Cerag Prince Headshot
Professor Cerag Pince teaches a decision strategy course in Loyola University Chicago’s MBA program.

"Gone are the days of businesses making decisions based on instinct or preference," says Cerag Pince, associate professor at Loyola University Chicago's Quinlan School of Business and instructor in the Next Generation MBA program.

"In our complex world, business leaders are turning to structured, data-driven methods to help arrive at optimal decisions."

Below, Pince offers his tips for business leaders implementing data-driven decision making.

Invest in the right tools

"Business leaders are probably already doing a kind of risk assessment in their minds, but the right tools can create systematic models to help visualize outcomes, determine where to invest company resources, and identify risk," says Pince.

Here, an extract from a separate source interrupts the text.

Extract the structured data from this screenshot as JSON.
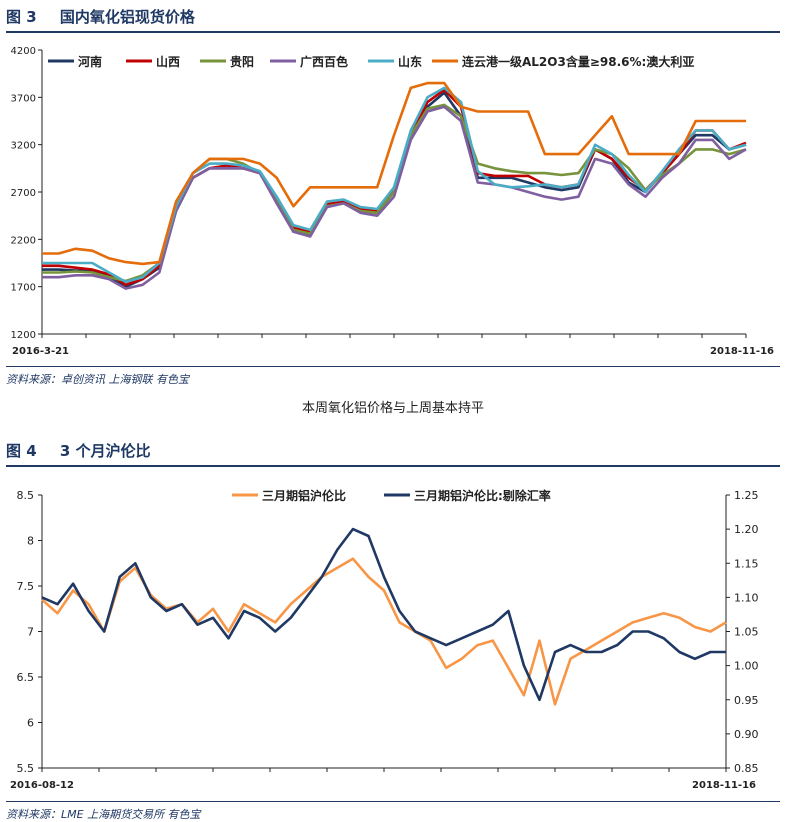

Business decision software can create decision trees that enable leaders to think critically about the decision and predict what would happen by analyzing different scenarios. Some strategic decisions have long-term consequences, such as new products or services that may be in development for 10 to 15 years or investing in new technologies such as electric vehicles. These tools can help suggest the optimal long-term path for a company and help develop a strategy for responding to future uncertainties.

Understand risk management methodology

"The next generation of business leaders will need to understand risk management methodology better than the previous generation," says Pince. Regardless of the function or industry, all businesses are becoming technologically more complex. This requires a talent for a clear-eyed risk analysis and a need to respond with the appropriate approach.

Know your data

Machine learning – which automates analytical model building – can go wrong in practice. People typically focus only on the algorithm. Equally or even more important is the data, says Pince. Business leaders need to understand the link between the data used to develop and train the algorithm and the environment in which the algorithm is used to make decisions.

"Business leaders must understand that these algorithms are prone to error as they are probabilistic in nature," says Pince. Leaders should think twice before assuming critical decisions can be safely delegated to these algorithms and invest in appropriate processes to mitigate such risks.

Remove bias from decision making

No decision-making tool or methodology provides a perfect answer as life is too complicated, says Pince. But it does help move businesses toward unbiased decision-making and critical thinking. Relying on objective analysis supported with data can move decisions away from being swayed by what different business units want or individual leader preference. It also helps minimize cognitive biases and fallacies such as hasty generalizations, availability heuristic, gambler's fallacy, and anchoring.

Bring your people skills, too

In addition to understanding decision making and risk management, business leaders need to have strong leadership and communications skills. "You need to be able to influence people to bring about the outcomes suggested by your analysis," says Pince.